Is IDO-1 Linked to Vulnerability of Aged Population to COVID-19 Infection?

Severe acute respiratory syndrome coronavirus-2 (SARS Cov-2) infection initially begins with peripheral inflammation and causes activation of endothelial cells leading to BBB disruption associated with astrogliosis and microgliosis. At later stage, this latter events triggers neuroinflammation with increased cytokine/chemokine production, oxidative stress, and the altered immune cells trafficking contribute to further damage of the BBB, generating a strong neuroinflammatory and neurotoxic loop.[25-27] The dysregulated tryptophan metabolism, especially the high levels of quinolinic acid, in elderly population will amplify the COVID-19 associated risk factors by elevating neuroinflammation, compromised the BBB, neurovascular impairments through cerebrovascular endothelial cells and VSMCs dysfunctions.
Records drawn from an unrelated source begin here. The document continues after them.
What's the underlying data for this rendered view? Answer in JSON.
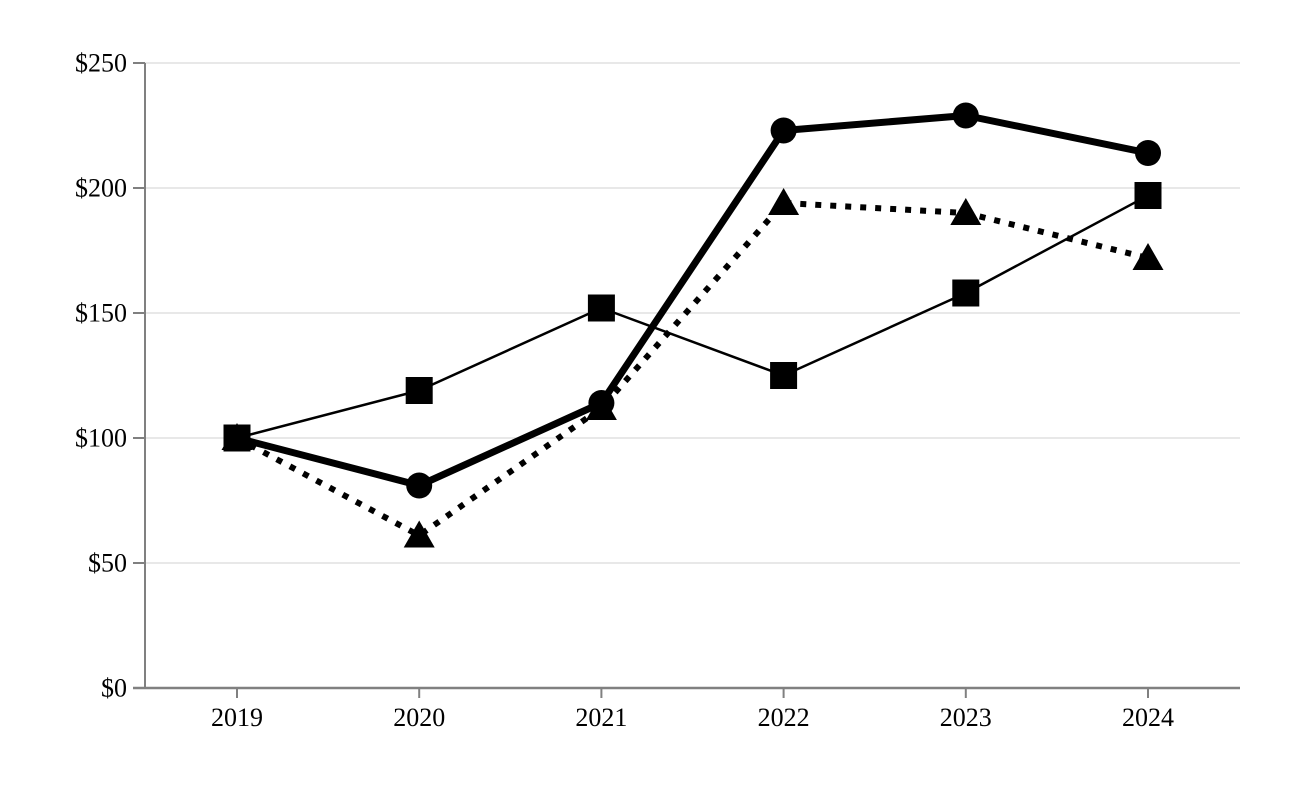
{
  "chart_data": {
    "type": "line",
    "title": "",
    "xlabel": "",
    "ylabel": "",
    "categories": [
      "2019",
      "2020",
      "2021",
      "2022",
      "2023",
      "2024"
    ],
    "series": [
      {
        "name": "triangle-dotted-series",
        "marker": "triangle",
        "line_style": "dotted",
        "values": [
          100,
          61,
          112,
          194,
          190,
          172
        ]
      },
      {
        "name": "circle-thick-series",
        "marker": "circle",
        "line_style": "thick-solid",
        "values": [
          100,
          81,
          114,
          223,
          229,
          214
        ]
      },
      {
        "name": "square-thin-series",
        "marker": "square",
        "line_style": "thin-solid",
        "values": [
          100,
          119,
          152,
          125,
          158,
          197
        ]
      }
    ],
    "ylim": [
      0,
      250
    ],
    "y_ticks": [
      {
        "value": 0,
        "label": "$0"
      },
      {
        "value": 50,
        "label": "$50"
      },
      {
        "value": 100,
        "label": "$100"
      },
      {
        "value": 150,
        "label": "$150"
      },
      {
        "value": 200,
        "label": "$200"
      },
      {
        "value": 250,
        "label": "$250"
      }
    ],
    "grid": "horizontal",
    "legend": "none",
    "colors": {
      "series": "#000000",
      "gridline": "#d9d9d9",
      "axis": "#808080",
      "tick": "#808080",
      "label": "#000000",
      "background": "#ffffff"
    }
  }
}
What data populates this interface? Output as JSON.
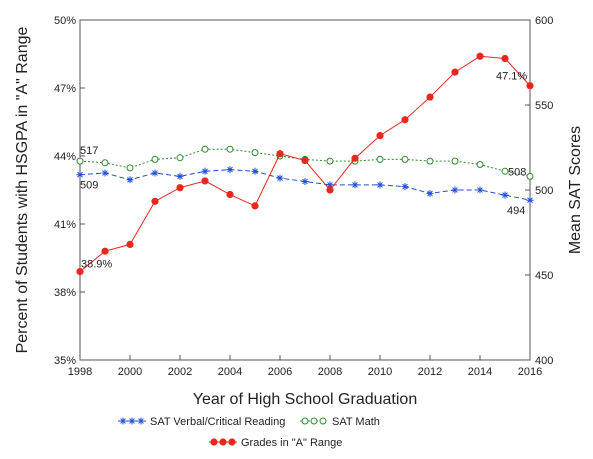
{
  "chart_data": {
    "type": "line",
    "xlabel": "Year of High School Graduation",
    "ylabel_left": "Percent of Students with HSGPA in \"A\" Range",
    "ylabel_right": "Mean SAT Scores",
    "x": [
      1998,
      1999,
      2000,
      2001,
      2002,
      2003,
      2004,
      2005,
      2006,
      2007,
      2008,
      2009,
      2010,
      2011,
      2012,
      2013,
      2014,
      2015,
      2016
    ],
    "x_ticks": [
      1998,
      2000,
      2002,
      2004,
      2006,
      2008,
      2010,
      2012,
      2014,
      2016
    ],
    "x_tick_labels": [
      "1998",
      "2000",
      "2002",
      "2004",
      "2006",
      "2008",
      "2010",
      "2012",
      "2014",
      "2016"
    ],
    "xlim": [
      1998,
      2016
    ],
    "ylim_left": [
      35,
      50
    ],
    "ylim_right": [
      400,
      600
    ],
    "left_ticks": [
      "35%",
      "38%",
      "41%",
      "44%",
      "47%",
      "50%"
    ],
    "left_tick_values": [
      35,
      38,
      41,
      44,
      47,
      50
    ],
    "right_ticks": [
      "400",
      "450",
      "500",
      "550",
      "600"
    ],
    "right_tick_values": [
      400,
      450,
      500,
      550,
      600
    ],
    "series": [
      {
        "name": "SAT Verbal/Critical Reading",
        "axis": "right",
        "color": "#1f4fd6",
        "marker": "star",
        "dash": "dashed",
        "values": [
          509,
          510,
          506,
          510,
          508,
          511,
          512,
          511,
          507,
          505,
          503,
          503,
          503,
          502,
          498,
          500,
          500,
          497,
          494
        ]
      },
      {
        "name": "SAT Math",
        "axis": "right",
        "color": "#2e8b2e",
        "marker": "open-circle",
        "dash": "dotted",
        "values": [
          517,
          516,
          513,
          518,
          519,
          524,
          524,
          522,
          520,
          518,
          517,
          517,
          518,
          518,
          517,
          517,
          515,
          511,
          508
        ]
      },
      {
        "name": "Grades in \"A\" Range",
        "axis": "left",
        "color": "#e8281e",
        "marker": "filled-circle",
        "dash": "solid",
        "values": [
          38.9,
          39.8,
          40.1,
          42.0,
          42.6,
          42.9,
          42.3,
          41.8,
          44.1,
          43.8,
          42.5,
          43.9,
          44.9,
          45.6,
          46.6,
          47.7,
          48.4,
          48.3,
          47.1
        ]
      }
    ],
    "annotations": [
      {
        "text": "517",
        "series": 1,
        "index": 0,
        "pos": "above"
      },
      {
        "text": "509",
        "series": 0,
        "index": 0,
        "pos": "below"
      },
      {
        "text": "38.9%",
        "series": 2,
        "index": 0,
        "pos": "above-right"
      },
      {
        "text": "47.1%",
        "series": 2,
        "index": 18,
        "pos": "above-left"
      },
      {
        "text": "508",
        "series": 1,
        "index": 18,
        "pos": "left"
      },
      {
        "text": "494",
        "series": 0,
        "index": 18,
        "pos": "below-left"
      }
    ],
    "legend": [
      {
        "label": "SAT Verbal/Critical Reading",
        "series": 0
      },
      {
        "label": "SAT Math",
        "series": 1
      },
      {
        "label": "Grades in \"A\" Range",
        "series": 2
      }
    ],
    "legend_placement": "bottom",
    "grid": false
  }
}
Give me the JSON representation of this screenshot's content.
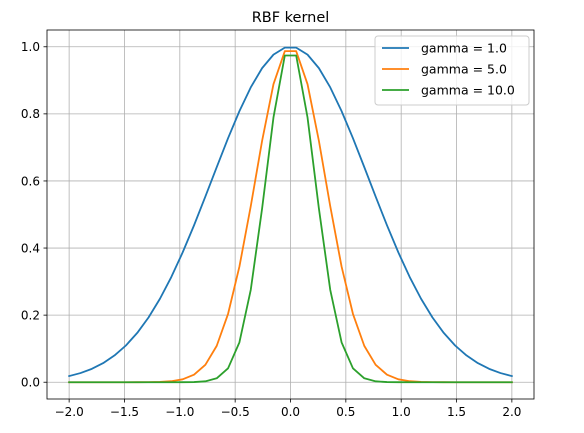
{
  "chart_data": {
    "type": "line",
    "title": "RBF kernel",
    "xlabel": "",
    "ylabel": "",
    "xlim": [
      -2.2,
      2.2
    ],
    "ylim": [
      -0.05,
      1.05
    ],
    "xticks": [
      -2.0,
      -1.5,
      -1.0,
      -0.5,
      0.0,
      0.5,
      1.0,
      1.5,
      2.0
    ],
    "xtick_labels": [
      "−2.0",
      "−1.5",
      "−1.0",
      "−0.5",
      "0.0",
      "0.5",
      "1.0",
      "1.5",
      "2.0"
    ],
    "yticks": [
      0.0,
      0.2,
      0.4,
      0.6,
      0.8,
      1.0
    ],
    "ytick_labels": [
      "0.0",
      "0.2",
      "0.4",
      "0.6",
      "0.8",
      "1.0"
    ],
    "grid": true,
    "legend_position": "top-right",
    "x_range": [
      -2.0,
      2.0
    ],
    "num_points": 40,
    "series": [
      {
        "name": "gamma = 1.0",
        "gamma": 1.0,
        "color": "#1f77b4"
      },
      {
        "name": "gamma = 5.0",
        "gamma": 5.0,
        "color": "#ff7f0e"
      },
      {
        "name": "gamma = 10.0",
        "gamma": 10.0,
        "color": "#2ca02c"
      }
    ]
  }
}
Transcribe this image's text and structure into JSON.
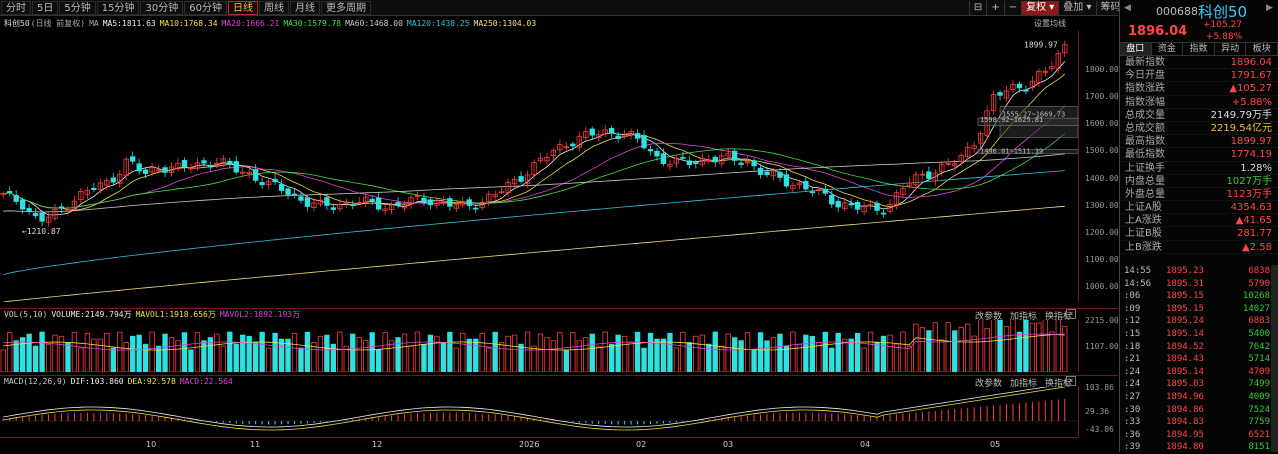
{
  "toolbar": {
    "periods": [
      "分时",
      "5日",
      "5分钟",
      "15分钟",
      "30分钟",
      "60分钟",
      "日线",
      "周线",
      "月线",
      "更多周期"
    ],
    "active_period": "日线",
    "right_items": [
      "复权",
      "叠加",
      "筹码",
      "画线",
      "显示",
      "简约"
    ],
    "period_arrow": "▾"
  },
  "legend": {
    "name": "科创50",
    "sub": "(日线 前复权)",
    "ma_label": "MA",
    "ma5": "MA5:1811.63",
    "ma10": "MA10:1768.34",
    "ma20": "MA20:1666.21",
    "ma30": "MA30:1579.78",
    "ma60": "MA60:1468.00",
    "ma120": "MA120:1438.25",
    "ma250": "MA250:1304.03",
    "settings": "设置均线"
  },
  "price_axis": [
    "1800.00",
    "1700.00",
    "1600.00",
    "1500.00",
    "1400.00",
    "1300.00",
    "1200.00",
    "1100.00",
    "1000.00"
  ],
  "annotations": {
    "high": "1899.97",
    "low": "1210.87",
    "box1": "1555.27~1669.73",
    "box2": "1598.92~1625.81",
    "box3": "1496.01~1511.39"
  },
  "vol_header": {
    "name": "VOL(5,10)",
    "volume": "VOLUME:2149.794万",
    "mavol1": "MAVOL1:1918.656万",
    "mavol2": "MAVOL2:1892.193万",
    "btns": [
      "改参数",
      "加指标",
      "换指标"
    ],
    "ticks": [
      "2215.00",
      "1107.00"
    ]
  },
  "macd_header": {
    "name": "MACD(12,26,9)",
    "dif": "DIF:103.860",
    "dea": "DEA:92.578",
    "macd": "MACD:22.564",
    "btns": [
      "改参数",
      "加指标",
      "换指标"
    ],
    "ticks": [
      "103.86",
      "29.36",
      "-43.06"
    ]
  },
  "x_axis": [
    "10",
    "11",
    "12",
    "2026",
    "02",
    "03",
    "04",
    "05"
  ],
  "quote": {
    "code": "000688",
    "name": "科创50",
    "price": "1896.04",
    "change": "+105.27",
    "change_pct": "+5.88%",
    "tabs": [
      "盘口",
      "资金",
      "指数",
      "异动",
      "板块"
    ],
    "active_tab": "盘口",
    "stats": [
      {
        "label": "最新指数",
        "value": "1896.04",
        "color": "red"
      },
      {
        "label": "今日开盘",
        "value": "1791.67",
        "color": "red"
      },
      {
        "label": "指数涨跌",
        "value": "▲105.27",
        "color": "red"
      },
      {
        "label": "指数涨幅",
        "value": "+5.88%",
        "color": "red"
      },
      {
        "label": "总成交量",
        "value": "2149.79万手",
        "color": "wht"
      },
      {
        "label": "总成交额",
        "value": "2219.54亿元",
        "color": "yel"
      },
      {
        "label": "最高指数",
        "value": "1899.97",
        "color": "red"
      },
      {
        "label": "最低指数",
        "value": "1774.19",
        "color": "red"
      },
      {
        "label": "上证换手",
        "value": "1.28%",
        "color": "wht"
      },
      {
        "label": "内盘总量",
        "value": "1027万手",
        "color": "grn"
      },
      {
        "label": "外盘总量",
        "value": "1123万手",
        "color": "red"
      },
      {
        "label": "上证A股",
        "value": "4354.63",
        "color": "red"
      },
      {
        "label": "上A涨跌",
        "value": "▲41.65",
        "color": "red"
      },
      {
        "label": "上证B股",
        "value": "281.77",
        "color": "red"
      },
      {
        "label": "上B涨跌",
        "value": "▲2.58",
        "color": "red"
      }
    ],
    "ticks": [
      {
        "t": "14:55",
        "p": "1895.23",
        "v": "6838",
        "c": "red"
      },
      {
        "t": "14:56",
        "p": "1895.31",
        "v": "5790",
        "c": "red"
      },
      {
        "t": ":06",
        "p": "1895.15",
        "v": "10268",
        "c": "grn"
      },
      {
        "t": ":09",
        "p": "1895.15",
        "v": "14027",
        "c": "grn"
      },
      {
        "t": ":12",
        "p": "1895.24",
        "v": "6883",
        "c": "red"
      },
      {
        "t": ":15",
        "p": "1895.14",
        "v": "5400",
        "c": "grn"
      },
      {
        "t": ":18",
        "p": "1894.52",
        "v": "7642",
        "c": "grn"
      },
      {
        "t": ":21",
        "p": "1894.43",
        "v": "5714",
        "c": "grn"
      },
      {
        "t": ":24",
        "p": "1895.14",
        "v": "4709",
        "c": "red"
      },
      {
        "t": ":24",
        "p": "1895.03",
        "v": "7499",
        "c": "grn"
      },
      {
        "t": ":27",
        "p": "1894.96",
        "v": "4009",
        "c": "grn"
      },
      {
        "t": ":30",
        "p": "1894.86",
        "v": "7524",
        "c": "grn"
      },
      {
        "t": ":33",
        "p": "1894.83",
        "v": "7759",
        "c": "grn"
      },
      {
        "t": ":36",
        "p": "1894.95",
        "v": "6521",
        "c": "red"
      },
      {
        "t": ":39",
        "p": "1894.80",
        "v": "8151",
        "c": "grn"
      }
    ]
  },
  "chart_data": {
    "type": "candlestick",
    "title": "科创50",
    "ylim": [
      950,
      1950
    ],
    "categories": [
      "10",
      "11",
      "12",
      "2026",
      "02",
      "03",
      "04",
      "05"
    ],
    "close_path": [
      1340,
      1320,
      1245,
      1275,
      1330,
      1365,
      1390,
      1470,
      1420,
      1450,
      1440,
      1455,
      1470,
      1440,
      1420,
      1380,
      1360,
      1320,
      1300,
      1310,
      1320,
      1310,
      1300,
      1320,
      1330,
      1310,
      1300,
      1320,
      1350,
      1400,
      1450,
      1500,
      1540,
      1560,
      1575,
      1570,
      1540,
      1480,
      1460,
      1465,
      1480,
      1475,
      1470,
      1420,
      1400,
      1380,
      1350,
      1320,
      1300,
      1290,
      1300,
      1380,
      1420,
      1440,
      1470,
      1550,
      1700,
      1740,
      1750,
      1800,
      1896
    ],
    "volume": {
      "series": [
        {
          "name": "VOLUME",
          "last": 2149.794
        },
        {
          "name": "MAVOL1",
          "last": 1918.656
        },
        {
          "name": "MAVOL2",
          "last": 1892.193
        }
      ]
    },
    "macd": {
      "dif": 103.86,
      "dea": 92.578,
      "macd": 22.564
    }
  }
}
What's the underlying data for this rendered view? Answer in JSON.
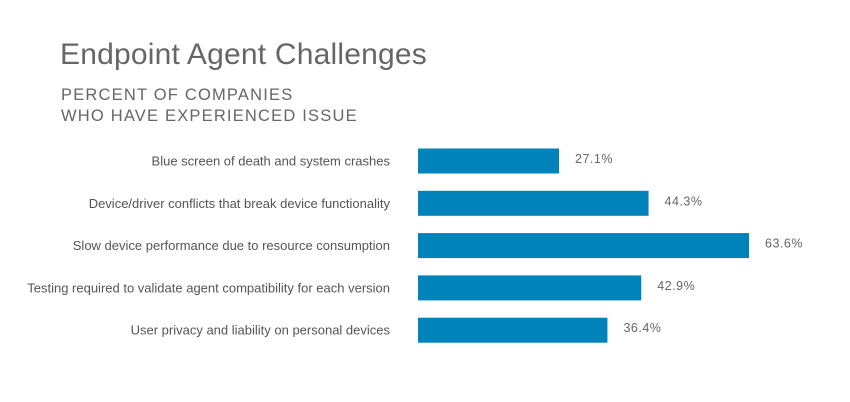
{
  "chart_data": {
    "type": "bar",
    "orientation": "horizontal",
    "title": "Endpoint Agent Challenges",
    "subtitle_lines": [
      "PERCENT OF COMPANIES",
      "WHO HAVE EXPERIENCED ISSUE"
    ],
    "categories": [
      "Blue screen of death and system crashes",
      "Device/driver conflicts that break device functionality",
      "Slow device performance due to resource consumption",
      "Testing required to validate agent compatibility for each version",
      "User privacy and liability on personal devices"
    ],
    "values": [
      27.1,
      44.3,
      63.6,
      42.9,
      36.4
    ],
    "value_labels": [
      "27.1%",
      "44.3%",
      "63.6%",
      "42.9%",
      "36.4%"
    ],
    "xlim": [
      0,
      63.6
    ],
    "grid": false,
    "legend": "none",
    "colors": {
      "bar": "#0083bb",
      "title": "#666666",
      "text": "#555555"
    }
  }
}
This chain of complex and multifactorial of detrimental events highlights the important effects resulting of the alteration of the tryptophan metabolism in older patients with Covid-19. The viral infection by itself triggers CNS pathologies including strong inflammatory responses, formation of amyloid plaques both leading to increased risk of intracerebral haemorrhage and ischaemic brain damage.[29,30] The dysregulation of the KP in elderly population could be linked with an higher incidence of cerebrovascular diseases like acute stroke and increased fatality rate in COVID-19 affected elderly population.[29,31,32] We hypothesise that it is likely that the activation of the kynurenine pathway in elderly COVID-19 patients and survivors (‘long-term COVID’) could be a major contributor for cerebrovascular damages and a likely therapeutic target (Figure 1).

Figure 1.

Potential mechanisms of altered tryptophan metabolism induced cerebrovascular and neurodegenerative diseases in Covid-19 aged population.

Abbreviations: BDNF, brain derived neurotrophic factor; IDO-1, indoleamine 2,3-dioxygenases; IFN-γ, interferon-gamma; iNOS, inducible nitric oxide synthase; LTP, long term potentiation; NO, Nitric oxide; TNF-α, tumour necrosis factor-alpha.